The Exchange SSRF Autodiscover ProxyShell detection, which was created in response to ProxyShell, can be used for queries due to functional similarities with this threat. Also, the new Exchange Server Suspicious File Downloads and Exchange Worker Process Making Remote Call queries specifically look for suspicious downloads or activity in IIS logs. In addition to these, we have a few more that could be helpful in looking for post-exploitation activity:
- Exchange OAB virtual directory attribute containing potential web shell
- Web shell activity
- Malicious web application requests linked with Microsoft Defender for Endpoint alerts
- Exchange IIS worker dropping web shell
- Web shell detection
Microsoft 365 Defender
To locate related activity, Microsoft 365 Defender customers can run the following advanced hunting queries:
Chopper web shell
Use this query to hunt for Chopper web shell activity:
DeviceProcessEvents | where InitiatingProcessFileName =~ "w3wp.exe" | where ProcessCommandLine has_any ("&ipconfig&echo", "&quser&echo", "&whoami&echo", "&c:&echo", "&cd&echo", "&dir&echo", "&echo [E]", "&echo [S]")

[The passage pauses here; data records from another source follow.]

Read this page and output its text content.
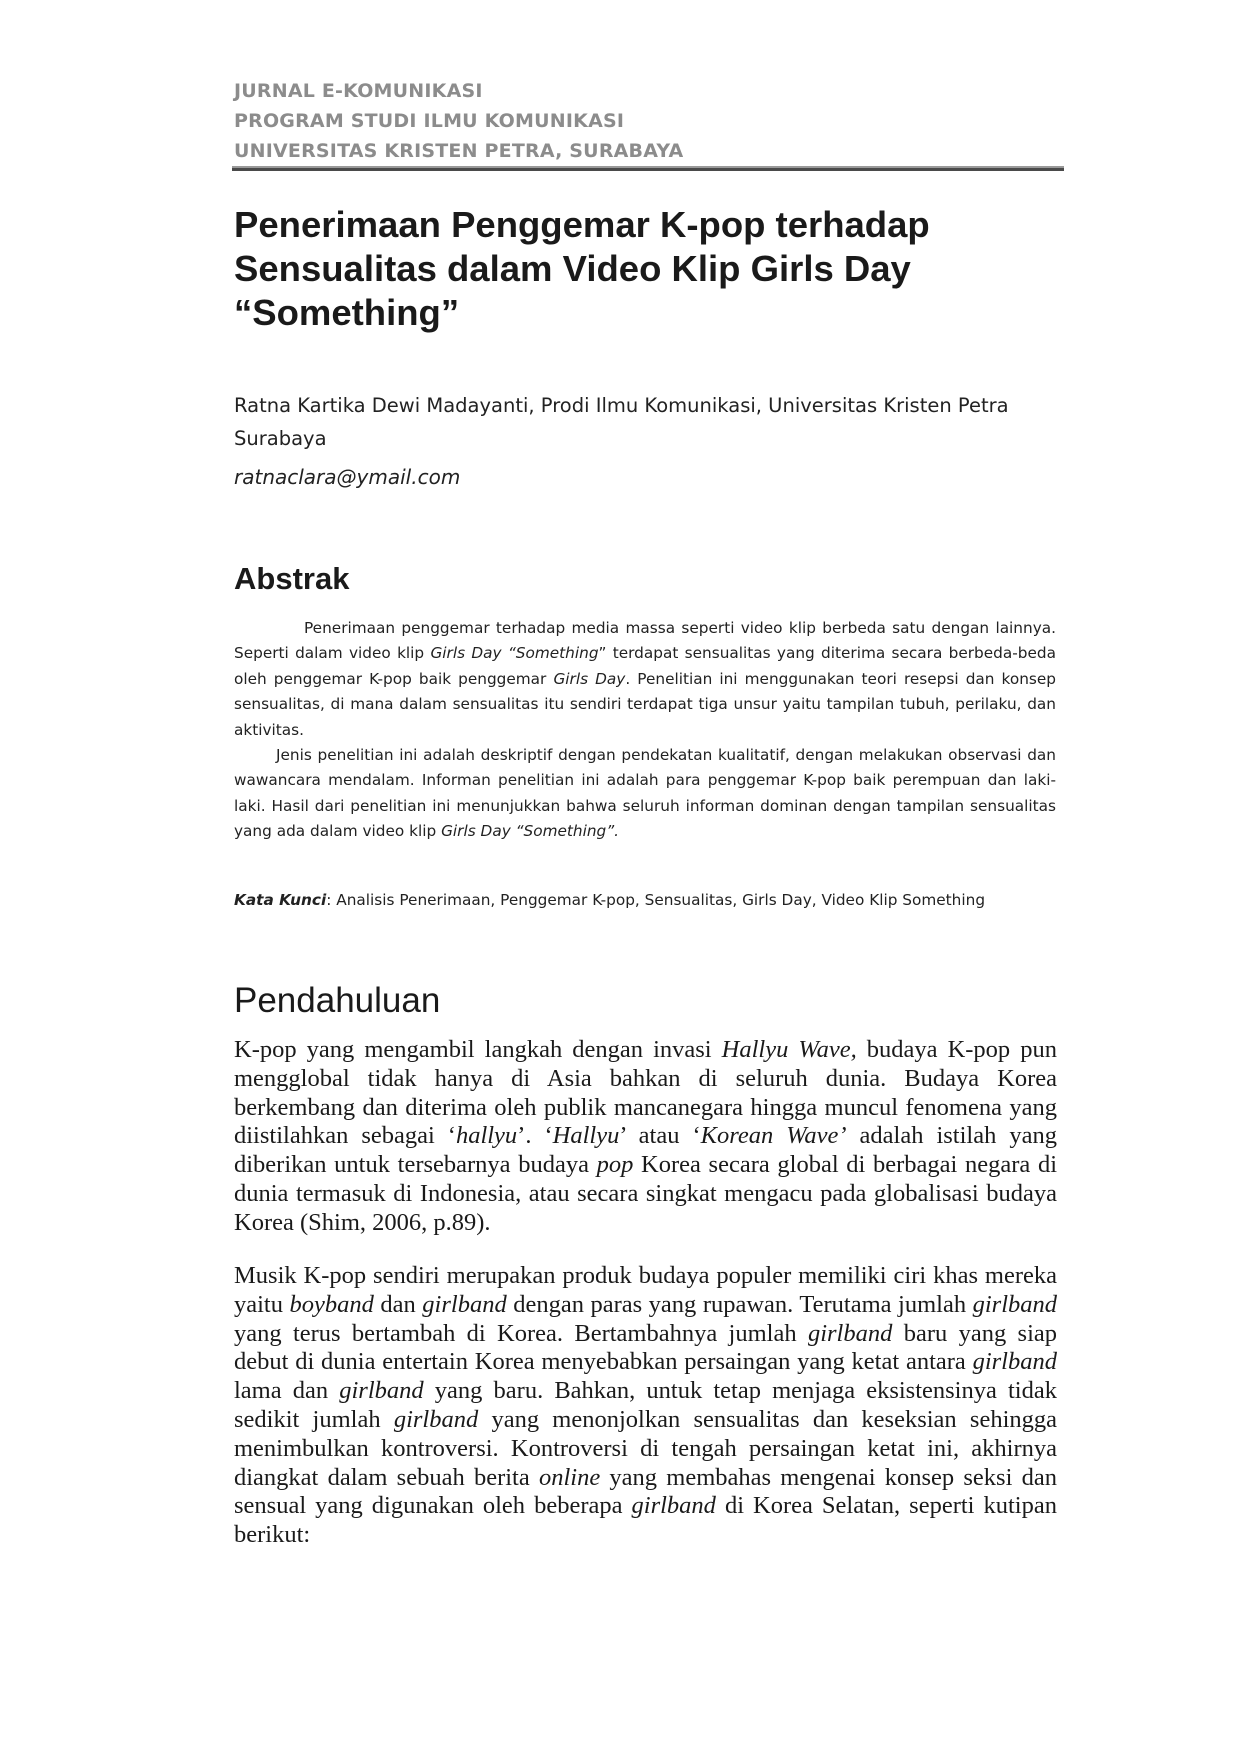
JURNAL E-KOMUNIKASI
PROGRAM STUDI ILMU KOMUNIKASI
UNIVERSITAS KRISTEN PETRA, SURABAYA
Penerimaan Penggemar K-pop terhadap
Sensualitas dalam Video Klip Girls Day
“Something”
Ratna Kartika Dewi Madayanti, Prodi Ilmu Komunikasi, Universitas Kristen Petra
Surabaya
ratnaclara@ymail.com
Abstrak

Penerimaan penggemar terhadap media massa seperti video klip berbeda satu dengan lainnya. Seperti dalam video klip Girls Day “Something” terdapat sensualitas yang diterima secara berbeda-beda oleh penggemar K-pop baik penggemar Girls Day. Penelitian ini menggunakan teori resepsi dan konsep sensualitas, di mana dalam sensualitas itu sendiri terdapat tiga unsur yaitu tampilan tubuh, perilaku, dan aktivitas.

Jenis penelitian ini adalah deskriptif dengan pendekatan kualitatif, dengan melakukan observasi dan wawancara mendalam. Informan penelitian ini adalah para penggemar K-pop baik perempuan dan laki-laki. Hasil dari penelitian ini menunjukkan bahwa seluruh informan dominan dengan tampilan sensualitas yang ada dalam video klip Girls Day “Something”.

Kata Kunci: Analisis Penerimaan, Penggemar K-pop, Sensualitas, Girls Day, Video Klip Something
Pendahuluan

K-pop yang mengambil langkah dengan invasi Hallyu Wave, budaya K-pop pun mengglobal tidak hanya di Asia bahkan di seluruh dunia. Budaya Korea berkembang dan diterima oleh publik mancanegara hingga muncul fenomena yang diistilahkan sebagai ‘hallyu’. ‘Hallyu’ atau ‘Korean Wave’ adalah istilah yang diberikan untuk tersebarnya budaya pop Korea secara global di berbagai negara di dunia termasuk di Indonesia, atau secara singkat mengacu pada globalisasi budaya Korea (Shim, 2006, p.89).

Musik K-pop sendiri merupakan produk budaya populer memiliki ciri khas mereka yaitu boyband dan girlband dengan paras yang rupawan. Terutama jumlah girlband yang terus bertambah di Korea. Bertambahnya jumlah girlband baru yang siap debut di dunia entertain Korea menyebabkan persaingan yang ketat antara girlband lama dan girlband yang baru. Bahkan, untuk tetap menjaga eksistensinya tidak sedikit jumlah girlband yang menonjolkan sensualitas dan keseksian sehingga menimbulkan kontroversi. Kontroversi di tengah persaingan ketat ini, akhirnya diangkat dalam sebuah berita online yang membahas mengenai konsep seksi dan sensual yang digunakan oleh beberapa girlband di Korea Selatan, seperti kutipan berikut:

Suspicious files in Exchange directories
Use this query to hunt for suspicious files in Exchange directories:
DeviceFileEvents | where Timestamp >= ago(7d) | where InitiatingProcessFileName == "w3wp.exe" | where FolderPath has "FrontEnd\\HttpProxy\\" | where InitiatingProcessCommandLine contains "MSExchange" | project FileName,FolderPath,SHA256, InitiatingProcessCommandLine, DeviceId, Timestamp
External attack surface management
Microsoft Defender External Attack Surface Management
Microsoft Defender External Attack Surface Management continuously discovers and maps your digital attack surface to provide an external view of your online infrastructure. Attack Surface Insights are generated by leveraging vulnerability and infrastructure data to showcase the key areas of concern for your organization.
A High Severity Observation has been published to surface assets within an attack surface which should be examined for application of the mitigation steps described above. This insight, titled CVE-2022-41082 & CVE-2022-41040 – Microsoft Exchange Server Authenticated SSRF and PowerShell RCE, can be found under the high severity observations section of the Attack Surface Summary dashboard.